Via Common Ground:
Having evacuated for Hurricane Katrina, tenants who are now returning to the Forest Park Apartments in Algiers are finding their apartments locked, the owner unwilling to accept rent payments, and a mandatory eviction (supposedly temporary while repairs are made) on October 17th. Residents have been given no alternative housing option. Common Ground has been helping these tenants in their struggle against the illegal actions of their landlord.
Audio interview [Thurs Oct 13, 2005] with Charlestine Jones, one of the tenants of Forest Park Apartments
Click on the thumbnail, above right, (via NOLA Indymedia), to see Ms. Jones' eviction notice. Forest Park is a public housing development in the Algiers section of New Orleans, a few miles south east of Common Ground, which is up on Algiers Point. According to Ms. Jones in the audio interview, above, the Forest Park Apartments management are handing eviction notices to residents who return and telling them to present the notices to FEMA in order to receive help with housing. In turn, FEMA is telling the evicted Forest Park residents that there is nothing that can be done about their housing situation.

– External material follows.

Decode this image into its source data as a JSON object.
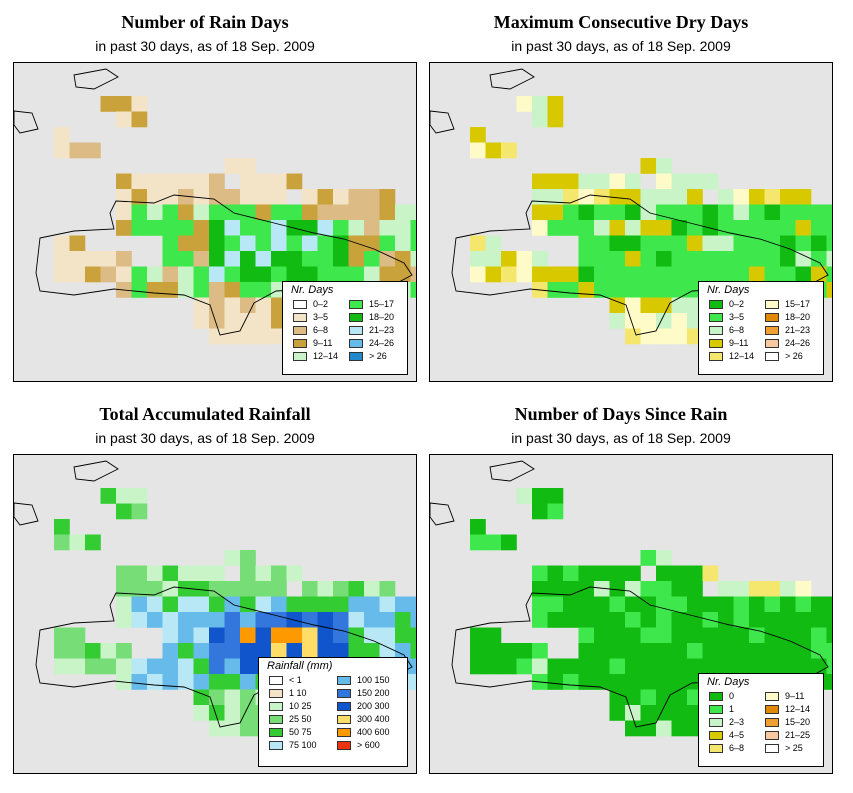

(In the map, above right, Common Ground is at the red marker and the Forrest Park Apartments are at the green marker.)
Many of the neighborhoods in the West Bank area, south of the Mississippi River, did not flood. Ms. Jones and others report that the Forest Park Apartments are in reasonably good condition, post-Katrina, and are mostly habitable—despite the assertions of the management handing out eviction notices under the pretense of needing to perform repairs. Ms. Jones reports that there are roughly fifty residents in the apartment complex which has the capacity to house over 200.
Ms. Jones speaks of a press conference that was held on Friday, Oct 14. All residents were told they would be forcibly removed from their apartments by Saturday, Oct 15. I have not yet found any reports of the press conference or of what occurred on Saturday.
Below are some pictures of the apartments posted to NOLA Indymedia.
When Forrest Park residents return home, they are supposed to report to the housing development office first, where they receive verbal or written eviction notices.
The grounds outside the apartments are not much affected by the ravages of Katrina and Rita.
This shot of a Forest Park apartment interior shows ceilings and walls free of the mold that makes areas that were flooded uninhabitable even when building structures are intact.
As Ms. Jones reports, above, some residents have returned to find their apartments padlocked. To retrieve their belongings, residents have had to kick down the doors of their own apartments.